A secretary problem setup would eliminate the worst candidates while removing the traditional political gauntlet that selects for lizard people. Purely random also works as there is still a general election.

https://en.wikipedia.org/wiki/Secretary_problem

krapp · 3 years ago
Why should we assume any random person to be either more competent or trustworthy than a politician?
brink · 3 years ago
Because a random person is likely to be a regular person.
thsksbd · 3 years ago
Trustworthy - because politics selects for power trippers
swayvil · 3 years ago
I've heard them called "seekers of power" and "climbers" and "lizard people".

It's an inherent problem with a society I think. That it gives them something to climb, to get control of.

It only makes sense that the ruling class will be full of lizards. And the most dedicated lizards will be on top.

I guess this is a society-engineering problem. How to make a lizardproof society?

metaphor · 3 years ago
2012.

Title asserts "research suggests" yet neither cites nor mentions any actual research while quoting commentary from a social magazine article.

This is low quality fodder for gossip.

lr4444lr · 3 years ago
I believe it. I once ran for office locally with no political experience on a wishful "average guy" ticket (I lost badly), and one of the hardest things about the process was taking criticism from people who didn't know me, who just wanted to vent their anger at the system or in some cases, trolling from the incumbent. It dawned on me pretty quickly during the race that the kind of person cut out to win and rise in this line of work has got to have skin as thick as rawhide, and a psychopath's inherent disregard for other people's opinions and grandiose sense of self would really fit the bill.
rxhernandez · 3 years ago
The complete opposite is probably sufficient as well. It gets a lot easier to tolerate bullshit when you realize almost every stranger's asshole-ish behavior is a function of something wrong with themselves or their environments.

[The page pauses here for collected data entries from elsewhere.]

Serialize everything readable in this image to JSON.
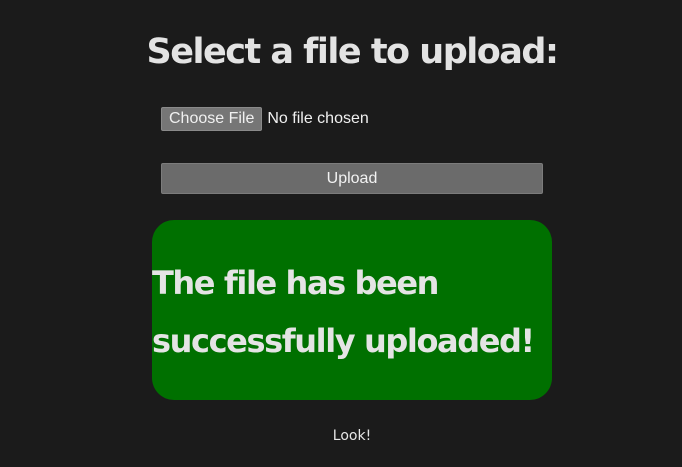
{
  "page": {
    "heading": "Select a file to upload:"
  },
  "file_input": {
    "choose_label": "Choose File",
    "status_text": "No file chosen"
  },
  "upload_button": {
    "label": "Upload"
  },
  "success_message": {
    "line1": "The file has been",
    "line2": "successfully uploaded!",
    "background_color": "#007000"
  },
  "footer_link": {
    "label": "Look!"
  },
  "theme": {
    "background": "#1b1b1b",
    "text": "#e6e6e6"
  }
}
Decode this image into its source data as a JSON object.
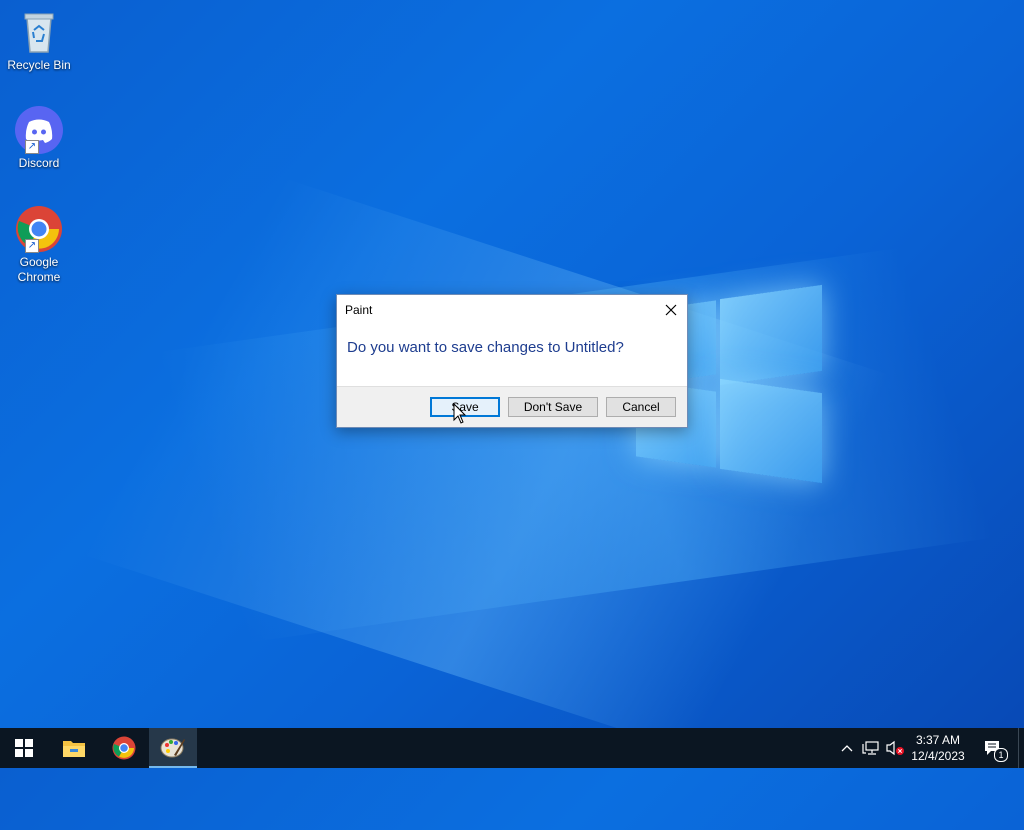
{
  "desktop": {
    "icons": [
      {
        "label": "Recycle Bin",
        "icon": "recycle-bin-icon"
      },
      {
        "label": "Discord",
        "icon": "discord-icon"
      },
      {
        "label": "Google Chrome",
        "icon": "chrome-icon"
      }
    ]
  },
  "dialog": {
    "title": "Paint",
    "message": "Do you want to save changes to Untitled?",
    "buttons": {
      "save": "Save",
      "dont_save": "Don't Save",
      "cancel": "Cancel"
    }
  },
  "taskbar": {
    "items": [
      "start-icon",
      "file-explorer-icon",
      "chrome-icon",
      "paint-icon"
    ],
    "active_item": "paint-icon",
    "tray": {
      "time": "3:37 AM",
      "date": "12/4/2023",
      "notification_count": "1"
    }
  },
  "colors": {
    "accent": "#0078d7",
    "taskbar": "#0b1622",
    "dialog_message": "#1e3d8f"
  }
}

I just look at those behaviors as huge billboards that broadcast what's wrong with that person (as long as it's a stranger; if they're not a stranger it's a completely different story)

tiahura · 3 years ago
To play devil's advocate a bit, perhaps the challenge isn't to rid ourselves of psychos, but to find a mechanism for ensuring a healthy mix of personalities in power. It takes different strokes to move the world.
over_bridge · 3 years ago
There's an argument that we've made the job of politician so undesirable that only the most unfeeling, cynical and power hungry would seek it.

Lets make it into a normal job. 40 hrs per week, an expectation of privacy for those in the role and their families, and remove the cameras from the debating chambers so they can actually speak their minds instead of grandstanding for the home audience. Reduce the length of elections to 2 months max so that campaigning isn't a full time job in itself too

bb88 · 3 years ago
Anyone remember the Silicon Valley episode on "Ruinous Empathy?" I think that ep sums it up tidily, frankly.

Empathy is important. Sure, too much of it, like anything else is bad. But not showing it at all is worse.

behnamoh · 3 years ago
Who funds this type of research? Isn't it obvious? And what do we do with the results?
brink · 3 years ago
Point the finger at our opponents of course.
AnonC · 3 years ago
This is old and needs (2012) in the title. In over the decade after this was published, I think now the prerequisite to be in politics in most places is to be a psychopath. The “more likely” in this headline is sorta toning it down a bit too much.